2. Submitted Matlab codes should run by themselves. Any run time error—or missing script or
function that prevents the codes from executing properly—will automatically disqualify the
submission. To avoid problems, please include all necessary Matlab Files under a single folder.
This folder should be labelled ”YourlastnameYourfirstname-Bonus”, should be
compressed/zipped, and uploaded as a single file to CCLE.
3. The Matlab codes should be accompanied by a PDF report file that explains the solution and
presents the results in a neat and concise manner. The report is worth half of the points for any
of the problems below. The report should be labelled ”YourlastnameYourfirstname-Bonus.pdf”
4. Given the requirements above, please note that you will be allowed to submit only two files: (i)
your pdf report, and (ii) your zipped folder containing your Matlab files.
5. You are not allowed to work with teams. You are welcome to ask questions to each other and
exchange ideas. However, copying codes, code segments, or reports will disqualify the
submission, and may also result in further penalties.
Problem.[3 points] Consider the five-story building shown below. All the floors have the same
height. The structure has a Rayleigh damping with the viscous damping ratios corresponding to
the first and third natural frequency given as ξ = 5%.
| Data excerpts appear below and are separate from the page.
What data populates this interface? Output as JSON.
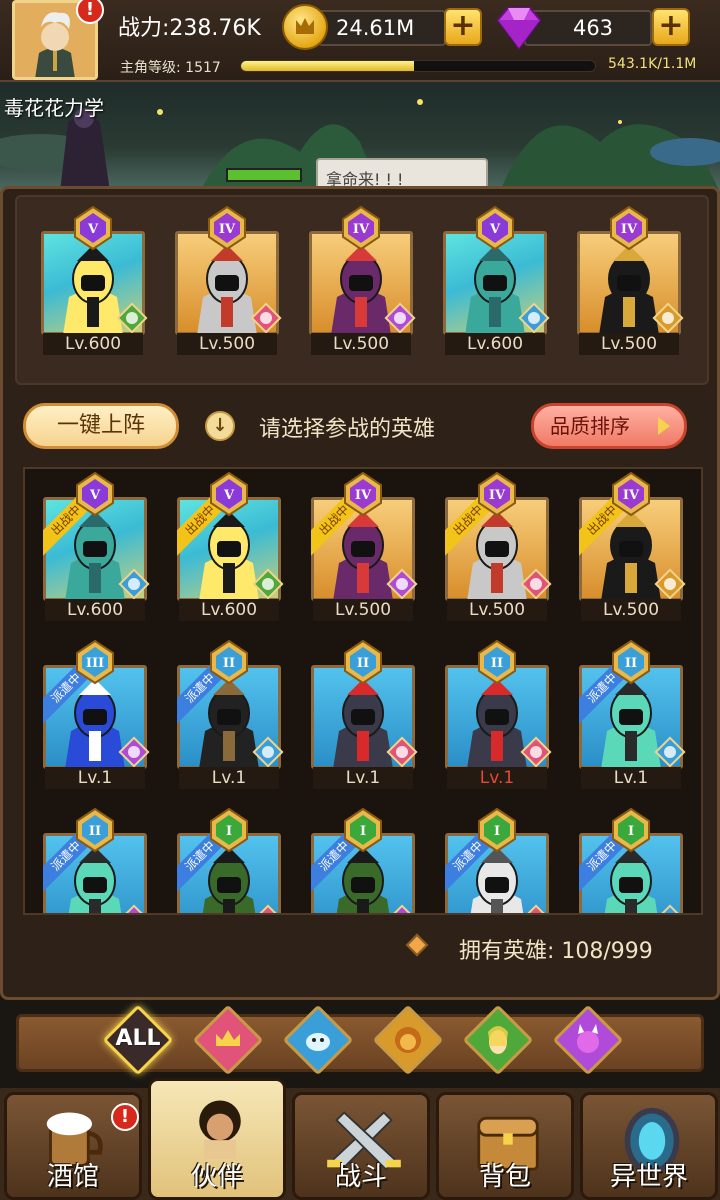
{
  "header": {
    "power": "战力:238.76K",
    "coins": "24.61M",
    "gems": "463",
    "level_label": "主角等级: 1517",
    "exp_text": "543.1K/1.1M",
    "exp_progress": 0.49,
    "alert": "!"
  },
  "scene": {
    "player_name": "毒花花力学",
    "speech": "拿命来! ! !"
  },
  "lineup": [
    {
      "rank": "V",
      "level": "Lv.600",
      "bg": "teal",
      "figure": "yellow-mage",
      "elem": "elf"
    },
    {
      "rank": "IV",
      "level": "Lv.500",
      "bg": "gold",
      "figure": "knight",
      "elem": "crown"
    },
    {
      "rank": "IV",
      "level": "Lv.500",
      "bg": "gold",
      "figure": "demon-lord",
      "elem": "demon"
    },
    {
      "rank": "V",
      "level": "Lv.600",
      "bg": "teal",
      "figure": "sea-beast",
      "elem": "fish"
    },
    {
      "rank": "IV",
      "level": "Lv.500",
      "bg": "gold",
      "figure": "pharaoh",
      "elem": "lion"
    }
  ],
  "controls": {
    "quick_deploy": "一键上阵",
    "tip": "请选择参战的英雄",
    "sort": "品质排序"
  },
  "roster": [
    {
      "rank": "V",
      "level": "Lv.600",
      "bg": "teal",
      "figure": "sea-beast",
      "elem": "fish",
      "tag": "出战中",
      "tag_type": "out"
    },
    {
      "rank": "V",
      "level": "Lv.600",
      "bg": "teal",
      "figure": "yellow-mage",
      "elem": "elf",
      "tag": "出战中",
      "tag_type": "out"
    },
    {
      "rank": "IV",
      "level": "Lv.500",
      "bg": "gold",
      "figure": "demon-lord",
      "elem": "demon",
      "tag": "出战中",
      "tag_type": "out"
    },
    {
      "rank": "IV",
      "level": "Lv.500",
      "bg": "gold",
      "figure": "knight",
      "elem": "crown",
      "tag": "出战中",
      "tag_type": "out"
    },
    {
      "rank": "IV",
      "level": "Lv.500",
      "bg": "gold",
      "figure": "pharaoh",
      "elem": "lion",
      "tag": "出战中",
      "tag_type": "out"
    },
    {
      "rank": "III",
      "level": "Lv.1",
      "bg": "blue",
      "figure": "blue-girl",
      "elem": "demon",
      "tag": "派遣中",
      "tag_type": "dispatch"
    },
    {
      "rank": "II",
      "level": "Lv.1",
      "bg": "blue",
      "figure": "dark-tree",
      "elem": "fish",
      "tag": "派遣中",
      "tag_type": "dispatch"
    },
    {
      "rank": "II",
      "level": "Lv.1",
      "bg": "blue",
      "figure": "red-hood",
      "elem": "crown",
      "tag": "",
      "tag_type": ""
    },
    {
      "rank": "II",
      "level": "Lv.1",
      "bg": "blue",
      "figure": "red-hood",
      "elem": "crown",
      "tag": "",
      "tag_type": "",
      "level_red": true
    },
    {
      "rank": "II",
      "level": "Lv.1",
      "bg": "blue",
      "figure": "medusa",
      "elem": "fish",
      "tag": "派遣中",
      "tag_type": "dispatch"
    },
    {
      "rank": "II",
      "level": "",
      "bg": "blue",
      "figure": "medusa",
      "elem": "demon",
      "tag": "派遣中",
      "tag_type": "dispatch"
    },
    {
      "rank": "I",
      "level": "",
      "bg": "blue",
      "figure": "green-hood",
      "elem": "crown",
      "tag": "派遣中",
      "tag_type": "dispatch"
    },
    {
      "rank": "I",
      "level": "",
      "bg": "blue",
      "figure": "green-hood",
      "elem": "demon",
      "tag": "派遣中",
      "tag_type": "dispatch"
    },
    {
      "rank": "I",
      "level": "",
      "bg": "blue",
      "figure": "white-monk",
      "elem": "crown",
      "tag": "派遣中",
      "tag_type": "dispatch"
    },
    {
      "rank": "I",
      "level": "",
      "bg": "blue",
      "figure": "medusa",
      "elem": "fish",
      "tag": "派遣中",
      "tag_type": "dispatch"
    }
  ],
  "owned": {
    "label": "拥有英雄: 108/999"
  },
  "filters": [
    {
      "id": "all",
      "label": "ALL",
      "color": "#3b2a2a"
    },
    {
      "id": "crown",
      "label": "",
      "color": "#e2537a"
    },
    {
      "id": "fish",
      "label": "",
      "color": "#3a9fd8"
    },
    {
      "id": "lion",
      "label": "",
      "color": "#d89a2a"
    },
    {
      "id": "elf",
      "label": "",
      "color": "#4fa83a"
    },
    {
      "id": "demon",
      "label": "",
      "color": "#b04ad8"
    }
  ],
  "nav": [
    {
      "label": "酒馆",
      "icon": "beer-icon",
      "alert": "!"
    },
    {
      "label": "伙伴",
      "icon": "partner-icon",
      "active": true
    },
    {
      "label": "战斗",
      "icon": "swords-icon"
    },
    {
      "label": "背包",
      "icon": "chest-icon"
    },
    {
      "label": "异世界",
      "icon": "portal-icon"
    }
  ]
}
1. Determine the natural frequencies, natural periods, and mode shapes of the building. Mode
shapes should be normalized with respect to the mass matrix. Plot the mode shapes.
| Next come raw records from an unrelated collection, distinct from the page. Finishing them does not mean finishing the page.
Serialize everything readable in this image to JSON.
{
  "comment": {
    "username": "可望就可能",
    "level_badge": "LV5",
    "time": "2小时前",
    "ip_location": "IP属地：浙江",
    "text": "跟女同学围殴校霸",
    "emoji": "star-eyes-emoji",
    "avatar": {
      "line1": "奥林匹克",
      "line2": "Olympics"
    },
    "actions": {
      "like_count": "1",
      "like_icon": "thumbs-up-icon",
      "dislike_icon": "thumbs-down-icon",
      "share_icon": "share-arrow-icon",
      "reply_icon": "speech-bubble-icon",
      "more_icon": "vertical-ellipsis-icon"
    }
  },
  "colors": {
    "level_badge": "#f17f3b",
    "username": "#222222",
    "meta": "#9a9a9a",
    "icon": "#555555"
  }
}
2. Determine the effective modal mass and height for each mode.
3. Determine the modal damping ratios and damping matrix c of the building.
4. Using modal analysis approach, determine the following response quantities versus time due to
the ground motion induced by the 1989 Loma Prieta Earthquake 1 . Please use the Newmark’s
time-stepping method with γ = 0.5 and β = 0.25 to obtain the response at each mode.
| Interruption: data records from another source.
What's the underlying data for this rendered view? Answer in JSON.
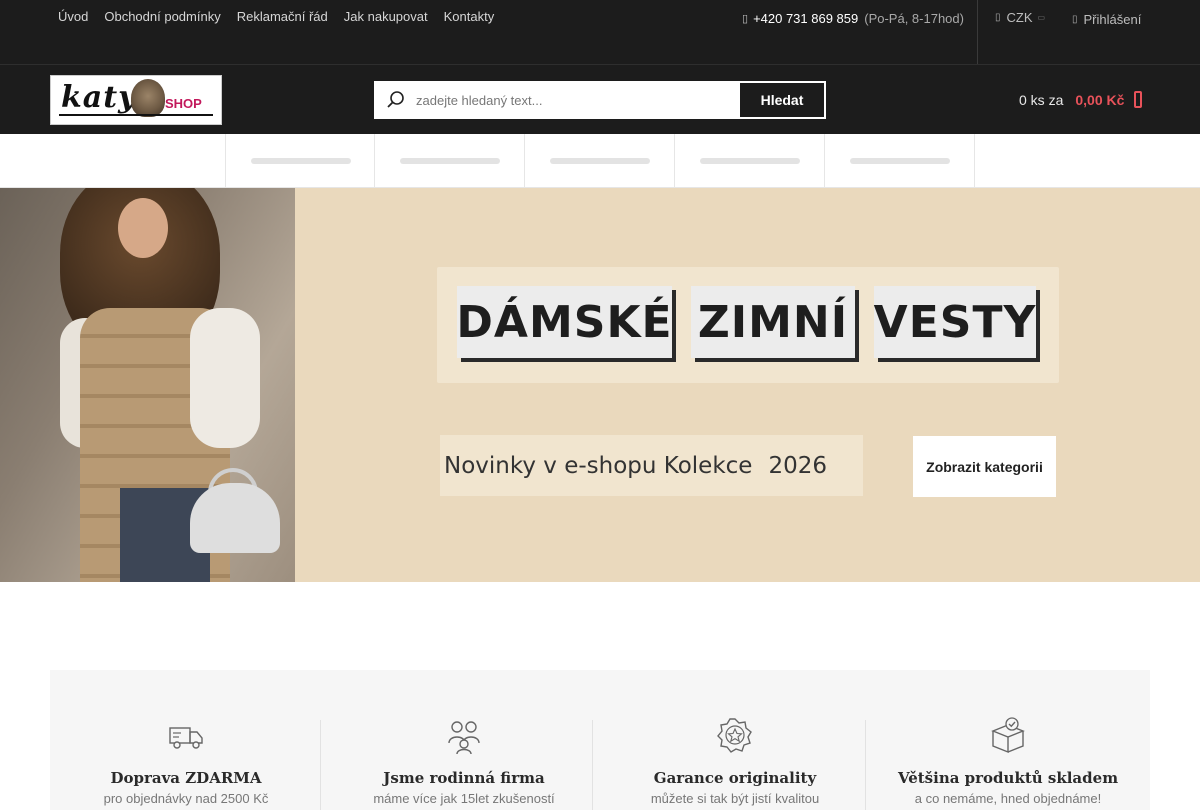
{
  "topbar": {
    "links": [
      "Úvod",
      "Obchodní podmínky",
      "Reklamační řád",
      "Jak nakupovat",
      "Kontakty"
    ],
    "phone_icon": "phone-icon",
    "phone": "+420 731 869 859",
    "hours": "(Po-Pá, 8-17hod)",
    "currency": "CZK",
    "login": "Přihlášení"
  },
  "header": {
    "logo_text": "katy",
    "logo_shop": "SHOP",
    "search_placeholder": "zadejte hledaný text...",
    "search_button": "Hledat",
    "cart_count": "0 ks za",
    "cart_price": "0,00 Kč"
  },
  "banner": {
    "title_words": [
      "DÁMSKÉ",
      "ZIMNÍ",
      "VESTY"
    ],
    "subtitle": "Novinky v e-shopu  Kolekce",
    "year": "2026",
    "cta": "Zobrazit kategorii"
  },
  "benefits": [
    {
      "icon": "truck-icon",
      "title": "Doprava ZDARMA",
      "sub": "pro objednávky nad 2500 Kč"
    },
    {
      "icon": "family-icon",
      "title": "Jsme rodinná firma",
      "sub": "máme více jak 15let zkušeností"
    },
    {
      "icon": "badge-star-icon",
      "title": "Garance originality",
      "sub": "můžete si tak být jistí kvalitou"
    },
    {
      "icon": "box-check-icon",
      "title": "Většina produktů skladem",
      "sub": "a co nemáme, hned objednáme!"
    }
  ],
  "colors": {
    "dark": "#1c1c1c",
    "accent": "#e8525a",
    "banner_bg": "#ead9bd"
  }
}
R(t) = [utop (t), ∆4 (t), Vb (t), Mb (t)]
5. Repeat part 4 by using Duhamel integration approach.
1
The data file for this earthquake is given in LomaPriate.mat.
(1)
6. Plot computed response quantities versus time. A total of 4 plots should be presented. In each
plot please present (i) response quantity obtained from modal analysis considering all 5 modes,
(ii) response quantity from modal analysis considering only the first mode, and (iii) response
quantity obtained from Duhamel integration approach. For each response quantity, please
comment on the accuracy of the methods used.
Note: You may use the ShearBuildingInputTemplate.m and ShearBuilding2BMod.m
as a starting point for your numerical calculations (you may also develop your own scripts).
These Matlab files are available at the CCLE.